The Tigers, who had lost five straight against the White Sox this season, nine of the first 11, showed some mettle in this one, rallying out of a pair of two-run deficits against stingy and savvy lefty Dallas Keuchel.

Haase’s inside-the-park jaunt put them up 3-2, but they came to bat in the fifth down 5-3 – and commenced to pick Keuchel apart.

Singles by Nos. 8-9 hitters Willi Castro and Jake Rogers started the inning. Leadoff hitter Akil Baddoo walked to load the bases. Then Schoop (two-run single) and Jeimer Candelario (RBI single) sent Keuchel to the showers.

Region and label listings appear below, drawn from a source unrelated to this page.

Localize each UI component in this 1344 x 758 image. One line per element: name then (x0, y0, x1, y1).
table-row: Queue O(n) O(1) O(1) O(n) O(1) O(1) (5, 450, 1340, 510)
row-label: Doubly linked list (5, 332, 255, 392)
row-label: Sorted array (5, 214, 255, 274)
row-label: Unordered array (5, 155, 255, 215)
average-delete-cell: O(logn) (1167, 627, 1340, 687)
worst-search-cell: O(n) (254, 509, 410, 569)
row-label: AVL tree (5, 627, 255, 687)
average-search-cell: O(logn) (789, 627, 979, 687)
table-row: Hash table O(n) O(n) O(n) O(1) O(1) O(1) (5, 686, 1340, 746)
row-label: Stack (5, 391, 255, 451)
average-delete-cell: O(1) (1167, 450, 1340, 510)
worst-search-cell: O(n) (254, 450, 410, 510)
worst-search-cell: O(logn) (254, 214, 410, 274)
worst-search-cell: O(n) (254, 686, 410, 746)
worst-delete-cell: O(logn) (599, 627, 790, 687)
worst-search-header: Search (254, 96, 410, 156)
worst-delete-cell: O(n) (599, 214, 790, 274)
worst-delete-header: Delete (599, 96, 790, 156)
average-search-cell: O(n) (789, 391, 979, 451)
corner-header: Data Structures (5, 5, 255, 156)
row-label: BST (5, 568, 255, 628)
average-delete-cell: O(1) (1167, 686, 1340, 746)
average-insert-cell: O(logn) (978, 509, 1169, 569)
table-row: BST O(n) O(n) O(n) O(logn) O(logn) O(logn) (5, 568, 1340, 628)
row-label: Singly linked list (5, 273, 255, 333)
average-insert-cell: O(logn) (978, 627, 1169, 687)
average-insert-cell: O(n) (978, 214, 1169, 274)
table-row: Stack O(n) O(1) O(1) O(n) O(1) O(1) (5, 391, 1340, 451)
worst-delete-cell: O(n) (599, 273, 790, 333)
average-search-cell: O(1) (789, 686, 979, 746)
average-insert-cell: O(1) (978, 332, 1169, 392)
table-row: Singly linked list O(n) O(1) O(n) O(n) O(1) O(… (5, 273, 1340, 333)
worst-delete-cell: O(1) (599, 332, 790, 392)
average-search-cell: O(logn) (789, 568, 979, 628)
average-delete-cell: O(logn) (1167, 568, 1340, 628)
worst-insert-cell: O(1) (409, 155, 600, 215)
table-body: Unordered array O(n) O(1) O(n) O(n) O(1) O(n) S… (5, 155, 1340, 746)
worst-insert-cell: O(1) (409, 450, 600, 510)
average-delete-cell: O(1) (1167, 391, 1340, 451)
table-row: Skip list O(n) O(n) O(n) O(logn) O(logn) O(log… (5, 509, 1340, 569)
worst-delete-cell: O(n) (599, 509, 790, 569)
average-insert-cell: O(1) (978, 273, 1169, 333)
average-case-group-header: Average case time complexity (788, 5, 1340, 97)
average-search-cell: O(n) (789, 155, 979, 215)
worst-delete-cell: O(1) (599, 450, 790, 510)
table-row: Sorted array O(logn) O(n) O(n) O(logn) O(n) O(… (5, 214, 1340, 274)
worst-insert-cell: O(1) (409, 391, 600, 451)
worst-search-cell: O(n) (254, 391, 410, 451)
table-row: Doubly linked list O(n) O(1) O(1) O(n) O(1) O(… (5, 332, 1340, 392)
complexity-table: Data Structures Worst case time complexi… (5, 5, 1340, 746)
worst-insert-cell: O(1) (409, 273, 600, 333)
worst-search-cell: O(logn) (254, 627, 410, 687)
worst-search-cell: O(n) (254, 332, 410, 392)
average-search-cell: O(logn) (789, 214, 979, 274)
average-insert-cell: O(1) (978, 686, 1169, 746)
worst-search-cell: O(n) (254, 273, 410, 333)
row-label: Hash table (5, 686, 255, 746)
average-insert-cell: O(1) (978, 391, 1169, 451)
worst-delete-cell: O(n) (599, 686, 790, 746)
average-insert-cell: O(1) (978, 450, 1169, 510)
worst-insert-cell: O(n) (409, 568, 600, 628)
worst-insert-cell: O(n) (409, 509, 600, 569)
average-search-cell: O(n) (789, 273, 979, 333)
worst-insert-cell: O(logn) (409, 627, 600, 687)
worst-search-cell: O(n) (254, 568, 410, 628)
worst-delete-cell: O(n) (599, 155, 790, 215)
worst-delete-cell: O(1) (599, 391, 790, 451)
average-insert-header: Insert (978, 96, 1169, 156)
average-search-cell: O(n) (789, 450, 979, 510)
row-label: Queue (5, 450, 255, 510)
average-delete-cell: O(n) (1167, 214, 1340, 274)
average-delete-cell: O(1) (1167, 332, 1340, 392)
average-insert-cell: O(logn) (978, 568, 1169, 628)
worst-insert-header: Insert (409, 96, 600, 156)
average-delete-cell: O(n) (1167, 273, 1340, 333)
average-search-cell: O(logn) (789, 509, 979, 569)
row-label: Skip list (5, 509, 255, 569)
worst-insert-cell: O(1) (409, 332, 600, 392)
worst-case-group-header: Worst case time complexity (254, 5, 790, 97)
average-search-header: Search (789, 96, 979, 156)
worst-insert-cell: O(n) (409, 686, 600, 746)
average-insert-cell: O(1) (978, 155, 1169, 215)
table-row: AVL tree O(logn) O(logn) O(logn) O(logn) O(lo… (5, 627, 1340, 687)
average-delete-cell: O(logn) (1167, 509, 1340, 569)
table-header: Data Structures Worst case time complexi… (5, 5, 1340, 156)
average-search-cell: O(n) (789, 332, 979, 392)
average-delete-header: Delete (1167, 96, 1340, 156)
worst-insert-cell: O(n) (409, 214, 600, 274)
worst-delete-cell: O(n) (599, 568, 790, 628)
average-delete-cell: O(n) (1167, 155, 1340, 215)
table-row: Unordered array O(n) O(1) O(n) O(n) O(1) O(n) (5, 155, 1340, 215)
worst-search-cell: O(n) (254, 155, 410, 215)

Right-handed reliever Ryan Burr replaced him and seemed about to shut down the party when he struck out Cabrera and Haase. But the strike zone shrunk on him. He walked Robbie Grossman to load the bases and then walked Zack Short to force in the Tigers’ fourth run of the inning.

The White Sox bench was loudly displeased with home plate umpire Tom Hallion’s interpretation of the strike zone, so much so that pitching coach Ethan Katz was ejected for vocalizing his vehement displeasure.

Haase’s second three-run homer came off an 82-mph cutter from lefty reliever Jace Fry, a pitch he drove oppo into the right-center field seats.

Schoop trumped Haase in terms of clout distance. He put a serious charge (107.6 mph off his bat) on a hanging breaking ball from Matt Foster in the eighth inning and hit it into the shrubbery in center field — 440 feet. It was his team-leading 16th homer.

The offense was a pick-me-up for rookie lefty Tarik Skubal, who will have better days. The White Sox roughed him up a bit.

Tim Anderson doubled twice and scored twice. Jose Abreu singled twice, scored twice and knocked in two. And, the crusher, Leury Garcia hit a two-out two-run home run in the fifth.

Skubal, after striking out Andrew Vaughn, key-holed a 92-mph fastball that Garcia hit 415 feet into the seats in left. Instead of leaving the game tied, Skubal left the Tigers in a 5-3 hole.

It was far from insurmountable on this day.

After the four-run uprising in the fifth, the Tigers’ bullpen did what they’ve been doing consistently since the end of May – locked it down.

Joe Jimenez, who is experiencing quite a renaissance, struck out the side in the sixth. In his last 9.1 innings, he’s allowed two earned runs with 11 strikeouts and just two walks.

Jose Cisnero got an inning-ended double-play ball from Abreu and put up a zero in the seventh. He’s allowed just one earned run in his last 22 innings. He’s fanned 23 in that span.

Kyle Funkhouser, who has been scored on once in his last 11 outings, pitched a scoreless eighth.

And Buck Farmer, coming off a rough outing on Friday, pitched a clean ninth.